Derrière Grafton, dans cette rue un peu paumée du centre de Dublin, mes yeux se sont posés sur elle. Tout comme le personnage, elle imposait de loin son élégance majestueuse, et tout comme lui, la première impression qu’elle me fit est qu’elle n’était pas à sa place, complètement décalée devant cette devanture de pub portant le nom paradoxal de «Bruxelles». Ce n’était qu’une statue, même si c’était celle de Phil ; et je me suis finalement juste senti un peu bête de faire le touriste et de prendre la pose au côté de la représentation de celui qui est toujours pour moi et beaucoup d’autres un de mes compagnons constant et éternel, un soulmate qui ne me quitte jamais complètement et dont le génie se manifeste notamment sur ce huitième opus répondant au patronyme glacial, menaçant et parfait de «Bad Reputation».
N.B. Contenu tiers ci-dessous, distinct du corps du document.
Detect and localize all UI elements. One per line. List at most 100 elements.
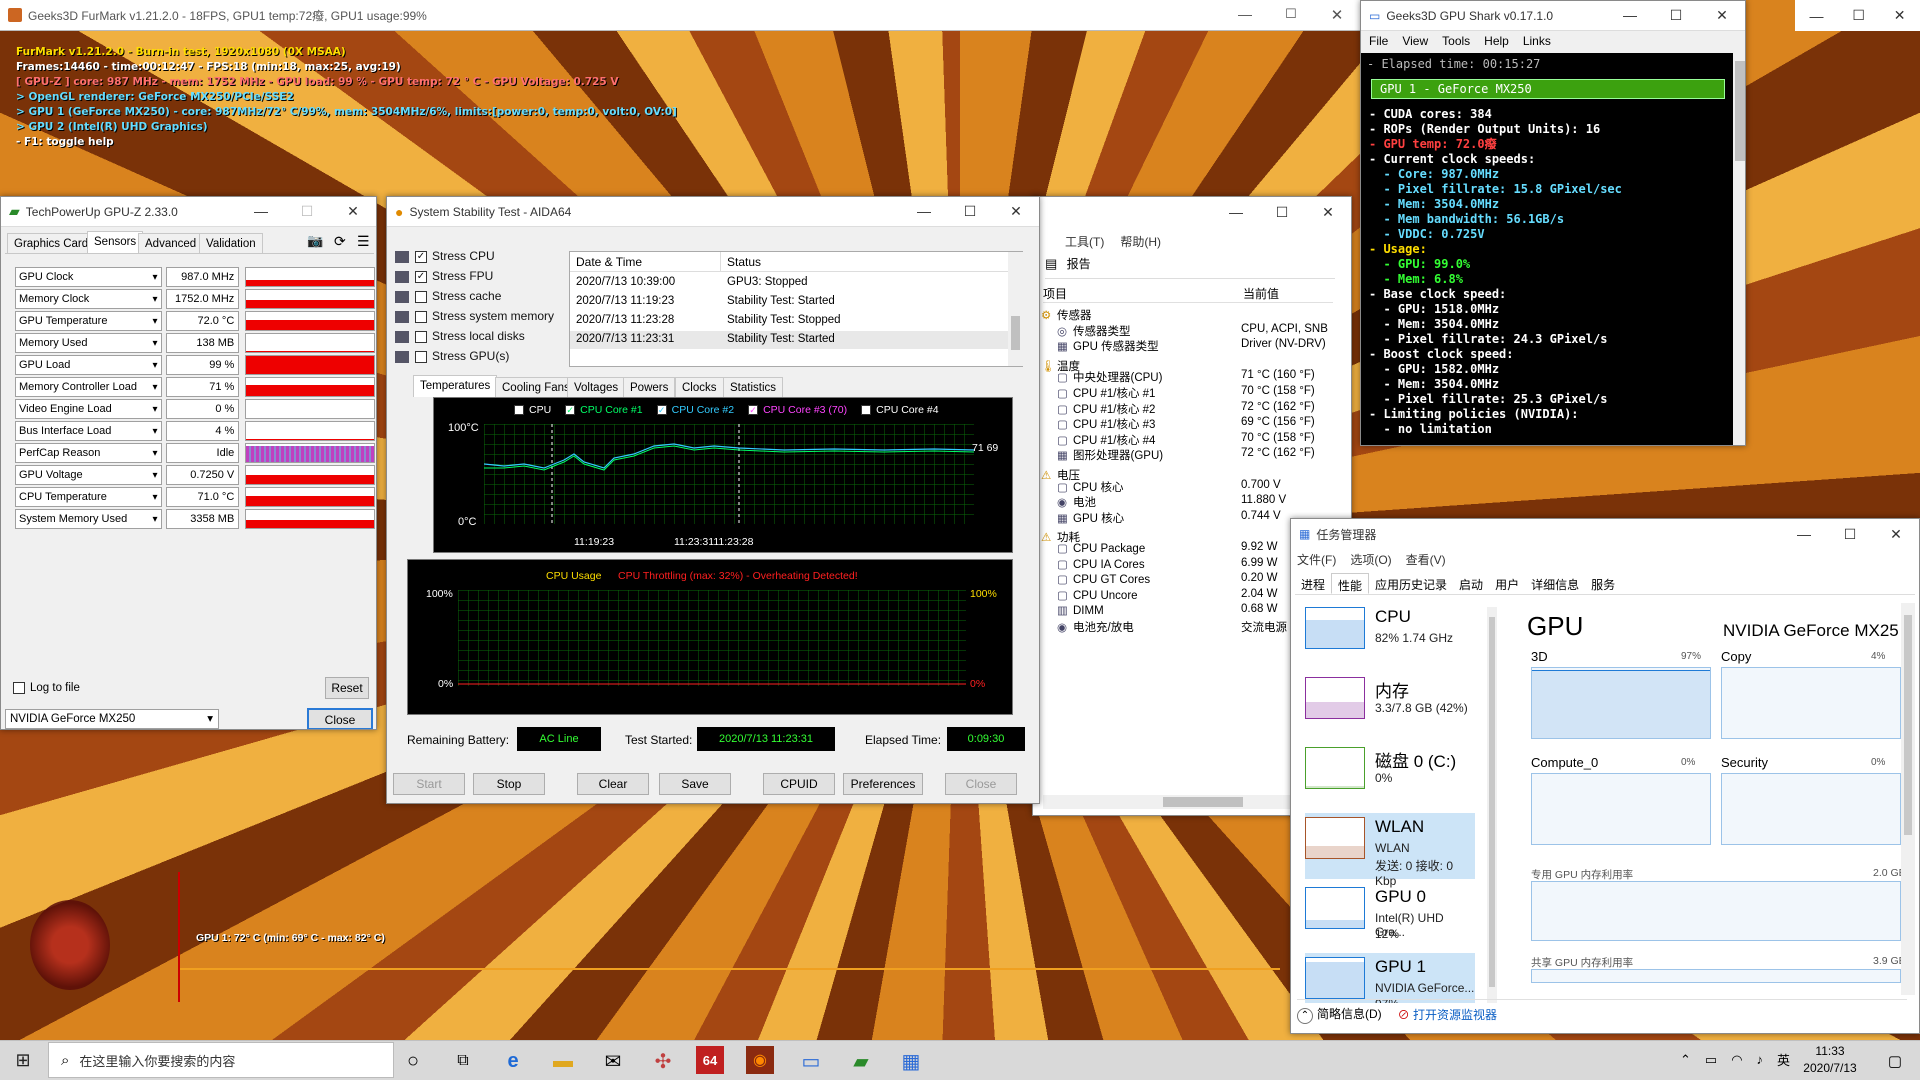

L’histoire de ce disque commence le 26 Novembre 1976 à Londres, au mythique Speakeasy Club, lorsque le jeune chien fou Brian Robertson, tout juste vingt piges, décide de venir en aide à son pote et compatriote Frankie Miller (le second chanteur donnant la réplique à Phil sur «Still In Love With You» sur «Nightlife», c’est lui, et Robbo jouera également sur son excellent album «Dancing In The Rain» de 1986 avec Simon Kirke à la batterie, avis aux amateurs). Miller est pour l’heure aux prises avec le guitariste du groupe de Reggae Gonzalez qui vient de finir son set, et le type, dénommé Gordon Hunte, est armé d’une bouteille cassée. Robbo se lève, lui pète la jambe, broie au passage la clavicule d’un autre type, mais se blesse profondément la main dans la manœuvre en venant s’empaler sur le tesson destiné à Frankie. Les nerfs sont touchés, il faut opérer…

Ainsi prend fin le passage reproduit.